Es en esta perspectiva histórica donde la educación nacional, impartida y bajo la responsabilidad del Estado, muestra toda su dimensión política. Porque fue el régimen surgido del acuerdo posrevolucionario el que se hizo cargo de la definición de la dirección en la formación de conciencias y la construcción de valores colectivos.
Así, en poco más de cinco décadas, México logró un despliegue educativo verdaderamente asombroso. Sin embargo, alrededor de la década de los 70 se aprecia un estancamiento en el avance hasta entonces sostenido, y la aparición de nuevos rezagos, alentados por la incapacidad del país para generar riqueza, aprovechar las corrientes de pensamiento que iban abriéndose paso, y por la negación a aceptar que sólo la adecuada inserción de México en el mundo, en situación de competitividad, podrían realzar el país.
Uno de los cambios más significativos que la educación implantada por el régimen generó fue algo, quizá imprevisto o no deseado, pero que vino a resultar su mejor saldo, y fue que esta educación estimuló la aparición de un ciudadano más atento a la vida política y más decidido a participar en ella.
Ya desde fines de los años 80 se reconocía que el régimen político mostraba signos de caducidad, y que era necesario reformularlo, no sólo desde el interés del gobierno, sino desde el de la ciudadanía renovada que iba surgiendo.
Sin embargo hoy, después de 10 años de alternancia en el gobierno federal, de contar con un Congreso federal plural y de tener un abanico amplísimo de gobiernos de todas las banderías políticas, es posible afirmar que no hemos reconocido que el régimen político dejó de funcionar ni hemos alcanzado a sustituirlo por otro.
Los saldos entregados por el régimen político que concluyó hablan de un país menos polarizado.
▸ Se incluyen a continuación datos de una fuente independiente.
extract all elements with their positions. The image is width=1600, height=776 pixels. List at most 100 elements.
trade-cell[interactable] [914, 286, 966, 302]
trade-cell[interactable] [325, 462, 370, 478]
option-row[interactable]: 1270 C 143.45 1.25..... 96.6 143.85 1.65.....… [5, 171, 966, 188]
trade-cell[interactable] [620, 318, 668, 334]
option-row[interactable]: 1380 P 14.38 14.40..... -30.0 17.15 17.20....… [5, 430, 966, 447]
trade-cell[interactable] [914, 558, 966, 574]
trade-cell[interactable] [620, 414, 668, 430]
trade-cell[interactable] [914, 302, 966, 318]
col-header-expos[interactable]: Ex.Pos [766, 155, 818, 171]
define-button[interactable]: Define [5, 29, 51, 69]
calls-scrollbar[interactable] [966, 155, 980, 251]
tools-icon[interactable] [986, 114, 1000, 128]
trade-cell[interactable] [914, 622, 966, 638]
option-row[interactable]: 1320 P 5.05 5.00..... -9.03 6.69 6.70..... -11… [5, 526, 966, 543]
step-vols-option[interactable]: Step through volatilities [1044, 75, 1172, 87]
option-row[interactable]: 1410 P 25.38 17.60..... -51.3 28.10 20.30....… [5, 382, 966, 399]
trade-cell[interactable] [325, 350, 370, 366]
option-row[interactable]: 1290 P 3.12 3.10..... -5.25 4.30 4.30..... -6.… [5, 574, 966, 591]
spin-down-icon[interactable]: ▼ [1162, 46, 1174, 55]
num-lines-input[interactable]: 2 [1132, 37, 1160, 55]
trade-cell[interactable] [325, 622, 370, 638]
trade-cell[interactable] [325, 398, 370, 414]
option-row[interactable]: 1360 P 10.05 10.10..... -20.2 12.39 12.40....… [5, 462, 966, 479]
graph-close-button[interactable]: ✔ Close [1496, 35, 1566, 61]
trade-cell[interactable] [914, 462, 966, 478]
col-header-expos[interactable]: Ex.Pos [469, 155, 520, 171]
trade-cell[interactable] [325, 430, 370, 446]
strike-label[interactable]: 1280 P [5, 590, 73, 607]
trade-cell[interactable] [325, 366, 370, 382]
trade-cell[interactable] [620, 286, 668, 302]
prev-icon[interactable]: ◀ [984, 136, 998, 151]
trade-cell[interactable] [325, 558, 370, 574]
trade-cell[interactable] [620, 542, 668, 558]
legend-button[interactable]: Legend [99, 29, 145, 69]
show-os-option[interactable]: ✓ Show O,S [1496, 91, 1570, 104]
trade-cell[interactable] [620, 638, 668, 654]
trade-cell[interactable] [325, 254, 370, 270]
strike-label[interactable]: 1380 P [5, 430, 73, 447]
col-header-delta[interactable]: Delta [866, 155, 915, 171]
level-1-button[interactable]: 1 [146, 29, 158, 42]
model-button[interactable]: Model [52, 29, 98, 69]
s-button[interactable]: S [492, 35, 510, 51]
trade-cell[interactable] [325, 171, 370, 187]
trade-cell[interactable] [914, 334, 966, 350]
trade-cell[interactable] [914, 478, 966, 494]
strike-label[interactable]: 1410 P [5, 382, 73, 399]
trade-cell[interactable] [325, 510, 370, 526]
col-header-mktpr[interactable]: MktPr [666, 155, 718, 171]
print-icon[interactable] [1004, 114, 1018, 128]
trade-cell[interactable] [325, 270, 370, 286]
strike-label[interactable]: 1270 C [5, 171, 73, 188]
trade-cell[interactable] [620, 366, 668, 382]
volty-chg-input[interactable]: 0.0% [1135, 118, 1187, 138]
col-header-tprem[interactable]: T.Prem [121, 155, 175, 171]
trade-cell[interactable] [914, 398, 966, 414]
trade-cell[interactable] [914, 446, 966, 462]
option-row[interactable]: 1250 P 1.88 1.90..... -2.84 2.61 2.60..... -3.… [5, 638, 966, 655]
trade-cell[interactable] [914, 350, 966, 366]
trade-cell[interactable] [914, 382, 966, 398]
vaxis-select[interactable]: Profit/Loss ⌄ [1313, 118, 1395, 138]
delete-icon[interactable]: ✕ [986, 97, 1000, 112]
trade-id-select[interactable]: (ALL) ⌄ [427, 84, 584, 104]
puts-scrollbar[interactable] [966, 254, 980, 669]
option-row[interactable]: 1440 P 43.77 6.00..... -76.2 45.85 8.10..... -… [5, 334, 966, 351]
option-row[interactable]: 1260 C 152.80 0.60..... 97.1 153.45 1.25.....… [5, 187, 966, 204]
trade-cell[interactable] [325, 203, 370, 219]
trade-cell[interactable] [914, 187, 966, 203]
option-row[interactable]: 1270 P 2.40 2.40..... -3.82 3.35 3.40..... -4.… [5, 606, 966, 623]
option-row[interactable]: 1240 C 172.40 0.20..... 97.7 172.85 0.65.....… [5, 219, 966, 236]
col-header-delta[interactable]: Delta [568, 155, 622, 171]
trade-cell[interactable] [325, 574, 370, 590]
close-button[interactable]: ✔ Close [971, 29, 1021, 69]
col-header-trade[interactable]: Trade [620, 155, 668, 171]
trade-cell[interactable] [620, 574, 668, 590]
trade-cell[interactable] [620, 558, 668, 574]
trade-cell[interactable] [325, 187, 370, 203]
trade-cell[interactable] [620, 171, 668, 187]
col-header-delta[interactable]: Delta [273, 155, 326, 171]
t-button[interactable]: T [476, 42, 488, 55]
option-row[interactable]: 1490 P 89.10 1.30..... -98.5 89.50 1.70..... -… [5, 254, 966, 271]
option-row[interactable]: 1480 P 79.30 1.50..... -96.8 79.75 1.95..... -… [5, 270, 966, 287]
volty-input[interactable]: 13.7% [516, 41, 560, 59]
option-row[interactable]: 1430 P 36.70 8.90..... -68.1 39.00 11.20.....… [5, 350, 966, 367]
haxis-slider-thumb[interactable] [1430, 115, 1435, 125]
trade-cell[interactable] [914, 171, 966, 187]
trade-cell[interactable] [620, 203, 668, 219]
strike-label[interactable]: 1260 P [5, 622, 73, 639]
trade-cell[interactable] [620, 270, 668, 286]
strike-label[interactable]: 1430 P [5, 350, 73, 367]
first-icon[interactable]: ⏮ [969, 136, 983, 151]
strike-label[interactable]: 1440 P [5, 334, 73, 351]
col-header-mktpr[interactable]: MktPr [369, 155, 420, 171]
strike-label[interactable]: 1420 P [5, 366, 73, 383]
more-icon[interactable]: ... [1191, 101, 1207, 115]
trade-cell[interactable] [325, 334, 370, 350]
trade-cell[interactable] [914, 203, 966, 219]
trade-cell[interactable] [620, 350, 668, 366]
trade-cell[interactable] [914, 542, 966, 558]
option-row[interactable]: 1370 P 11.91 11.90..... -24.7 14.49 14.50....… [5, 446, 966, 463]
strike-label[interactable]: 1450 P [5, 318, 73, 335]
El sistema educativo que alcanzó este logro, que buscaba el equilibrio a través de la formación de los individuos, no pudo llegar a propiciar que México alcanzara niveles de desarrollo más dinámicos.
Hace más de 30 años que la economía no crece o lo hace marginalmente; la pobreza se expande sostenidamente; las expectativas para una enorme masa juvenil son inexistentes; el país expulsa cada ves más mexicanos a otras economías más dinámicas; complejos fenómenos de inseguridad y violencia irrumpen en la armonía nacional; nuevas pandemias limitan el desarrollo pleno del individuo.
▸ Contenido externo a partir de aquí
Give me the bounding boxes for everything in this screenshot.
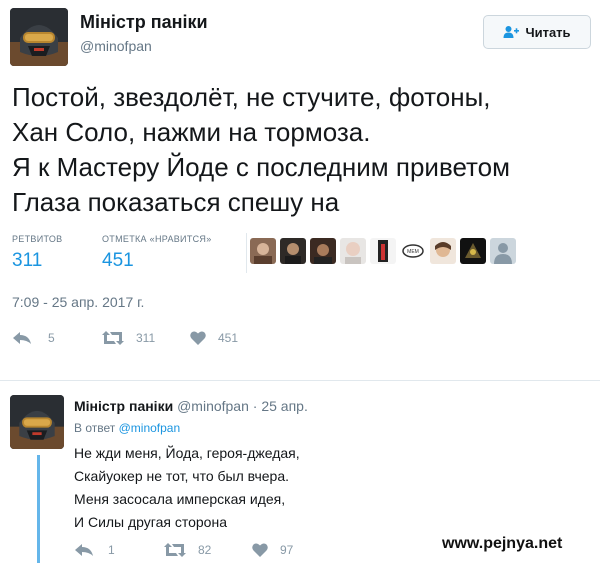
liker-avatar[interactable]: MEM bbox=[400, 238, 426, 264]
retweet-icon bbox=[102, 331, 124, 345]
author-name[interactable]: Міністр паніки bbox=[80, 12, 208, 33]
author-handle[interactable]: @minofpan bbox=[80, 38, 152, 54]
tweet-line: Глаза показаться спешу на bbox=[12, 187, 340, 217]
reply-count: 5 bbox=[48, 331, 55, 345]
reply-reply-action[interactable]: 1 bbox=[74, 543, 115, 557]
tweet-line: Я к Мастеру Йоде с последним приветом bbox=[12, 152, 511, 182]
heart-icon bbox=[252, 543, 268, 557]
likes-count[interactable]: 451 bbox=[102, 250, 134, 272]
follow-button[interactable]: Читать bbox=[483, 15, 591, 49]
liker-avatar[interactable] bbox=[280, 238, 306, 264]
site-watermark: www.pejnya.net bbox=[442, 535, 563, 552]
stats-divider bbox=[246, 233, 247, 273]
reply-line: Меня засосала имперская идея, bbox=[74, 491, 286, 507]
tweet-timestamp[interactable]: 7:09 - 25 апр. 2017 г. bbox=[12, 294, 144, 310]
reply-author-handle[interactable]: @minofpan bbox=[177, 398, 249, 414]
tweet-line: Хан Соло, нажми на тормоза. bbox=[12, 117, 371, 147]
liker-avatar[interactable] bbox=[430, 238, 456, 264]
tweet-line: Постой, звездолёт, не стучите, фотоны, bbox=[12, 82, 491, 112]
section-divider bbox=[0, 380, 600, 381]
liker-avatar[interactable] bbox=[250, 238, 276, 264]
liker-avatar[interactable] bbox=[340, 238, 366, 264]
follow-button-label: Читать bbox=[525, 24, 571, 40]
likers-avatars: MEM bbox=[250, 238, 516, 264]
reply-line: И Силы другая сторона bbox=[74, 514, 227, 530]
reply-like-action[interactable]: 97 bbox=[252, 543, 293, 557]
retweet-count: 311 bbox=[136, 331, 156, 345]
reply-text: Не жди меня, Йода, героя-джедая, Скайуок… bbox=[74, 442, 300, 534]
liker-avatar[interactable] bbox=[460, 238, 486, 264]
reply-retweet-count: 82 bbox=[198, 543, 212, 557]
like-action[interactable]: 451 bbox=[190, 331, 238, 345]
reply-like-count: 97 bbox=[280, 543, 294, 557]
helmet-avatar-image bbox=[10, 395, 64, 449]
reply-author-name[interactable]: Міністр паніки bbox=[74, 398, 173, 414]
helmet-avatar-image bbox=[10, 8, 68, 66]
tweet-text: Постой, звездолёт, не стучите, фотоны, Х… bbox=[12, 80, 592, 220]
retweet-icon bbox=[164, 543, 186, 557]
reply-to-prefix: В ответ bbox=[74, 421, 116, 435]
reply-to-mention[interactable]: @minofpan bbox=[119, 421, 181, 435]
reply-separator-dot: · bbox=[252, 398, 258, 414]
reply-line: Не жди меня, Йода, героя-джедая, bbox=[74, 445, 300, 461]
reply-icon bbox=[13, 332, 31, 344]
retweets-count[interactable]: 311 bbox=[12, 250, 42, 272]
like-count: 451 bbox=[218, 331, 239, 345]
heart-icon bbox=[190, 331, 206, 345]
retweets-label: РЕТВИТОВ bbox=[12, 234, 63, 244]
thread-line bbox=[37, 455, 40, 563]
reply-icon bbox=[75, 544, 93, 556]
liker-avatar[interactable] bbox=[370, 238, 396, 264]
likes-label: ОТМЕТКА «НРАВИТСЯ» bbox=[102, 234, 212, 244]
reply-author-avatar[interactable] bbox=[10, 395, 64, 449]
reply-date[interactable]: 25 апр. bbox=[261, 398, 308, 414]
reply-to-line: В ответ @minofpan bbox=[74, 421, 180, 435]
retweet-action[interactable]: 311 bbox=[102, 331, 155, 345]
reply-reply-count: 1 bbox=[108, 543, 115, 557]
follow-user-icon bbox=[503, 26, 520, 38]
reply-line: Скайуокер не тот, что был вчера. bbox=[74, 468, 290, 484]
liker-avatar[interactable] bbox=[310, 238, 336, 264]
author-avatar[interactable] bbox=[10, 8, 68, 66]
liker-avatar-default[interactable] bbox=[490, 238, 516, 264]
reply-action[interactable]: 5 bbox=[12, 331, 55, 345]
reply-header: Міністр паніки @minofpan · 25 апр. bbox=[74, 398, 308, 414]
svg-text:MEM: MEM bbox=[407, 249, 419, 255]
reply-retweet-action[interactable]: 82 bbox=[164, 543, 211, 557]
Con todo y que estos fenómenos no derivan de la acción directa de la educación, sería absurdo no reconocer que ella no hace todo lo que podría hacer para superarlos y contribuir a un desarrollo nacional cualitativamente distinto.
Es pues la hora de preguntarnos: educación ¿para qué?, ya que si bien seguimos considerándola una pieza esencial en la construcción del porvenir, y todavía factor muy relevante de movilidad social, cada vez recibimos menos de ella.
Cuando se afirma que la educación nacional ha dejado de estar sometida al régimen político en el poder, el propósito es entonces convocar a que, desde otra perspectiva histórica, defendamos qué queremos de la educación y cómo podemos participar para obtener esto que queremos.
En tanto la educación nacional respondió al régimen político que la determinaba, lo que prevalecía era la obligación del Estado de proporcionarla por encima del derecho ciudadano a recibirla.
Ambas premisas (que la educación debe ser un derecho antes que una obligación y que los logros de esta educación dejaron de ser factor del impulso nacional y se resignó a ser sólo un factor compensatorio entre muchos otros) nos obligan a repensar qué educación es la que necesitamos, de cara a esta era del conocimiento que determina el desarrollo humano y frente a los enormes rezagos que no hemos sido capaces de superar a lo largo de años.
De cara al futuro, y rindiendo homenaje a la herencia que recibimos del pasado, tenemos que reconocer que sólo seremos libres cuando seamos capaces de saber con claridad hacia dónde queremos ir.